As he promotes his new book, “Capitol Punishment,” former Washington lobbyist Jack Abramoff has criticized the revolving door that sends policy professionals spinning from Capitol Hill to K Street, federal agencies and back again.
Recent job announcements illustrate the trend. Former Sen. Kit Bond (R-Mo.) has formally launched Kit Bond Strategies LLP, to focus on strategy and communications advice and on international business development.
Former Rep. Jim Oberstar (D-Minn.) has joined National Strategies LLC as a senior adviser focusing on transportation and infrastructure practice.
Stacey Farnen Bernards is leaving Capitol Hill to be vice president for government relations in the Washington office of Honeywell International. She was deputy chief of staff to House Minority Whip Steny Hoyer (D-Md.)
Bruce Andrews is also leaving the Hill, joining the Commerce Department as chief of staff. He was general counsel to the Senate Commerce Committee.
Janet Fisher, in the meantime, has left the administration.
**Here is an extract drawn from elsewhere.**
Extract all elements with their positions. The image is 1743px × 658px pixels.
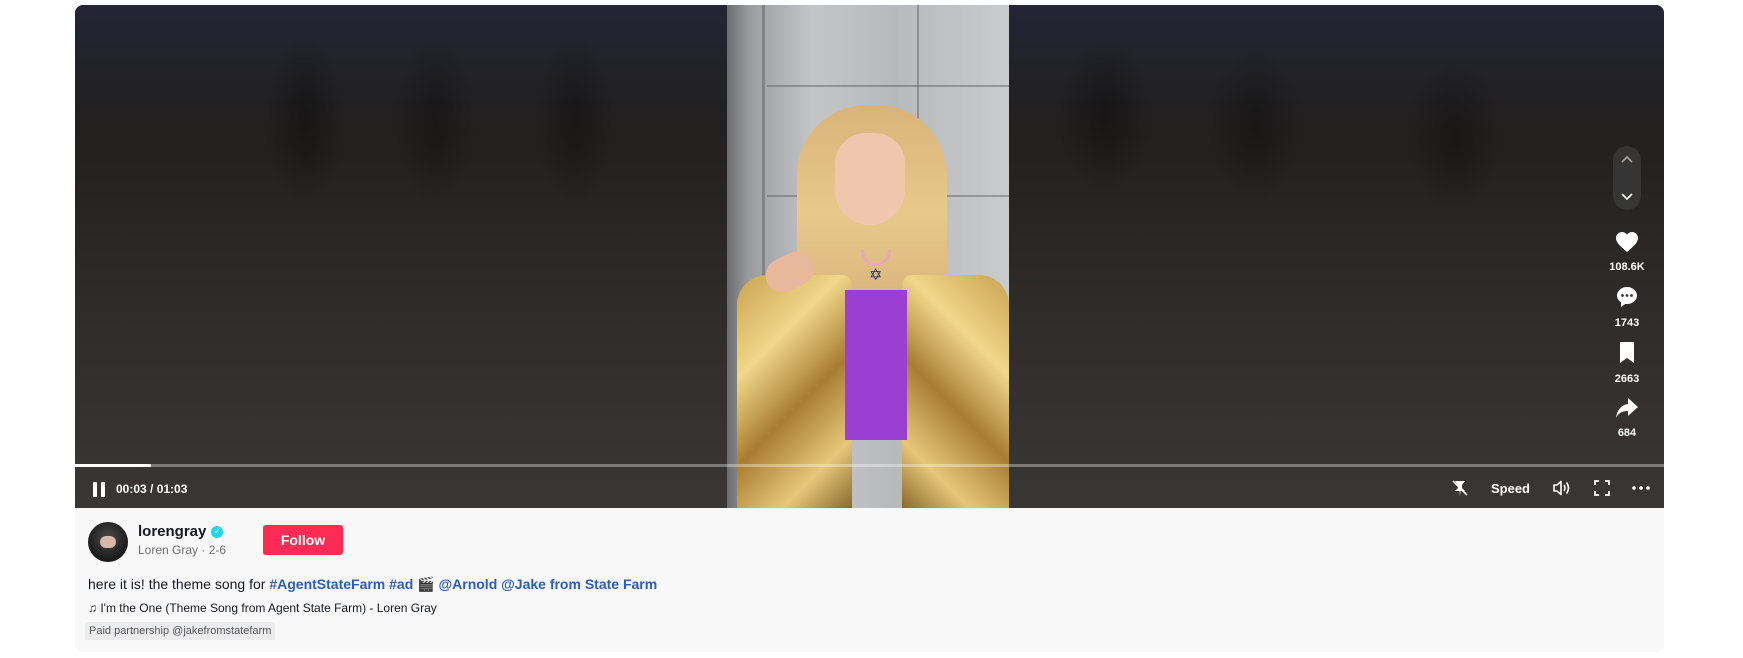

She’s now a partner in the commercial litigation group at Venable LLP. Fisher was a member of the Justice Department’s National Security Division.
Nonrevolving-door hires continue, of course. Ralph Hellmann has left the Information Technology Industry Council, where he was senior vice president for government relations, to join David Lugar in a new firm dubbed the Lugar Hellmann Group. Lugar ran the Lugar Group.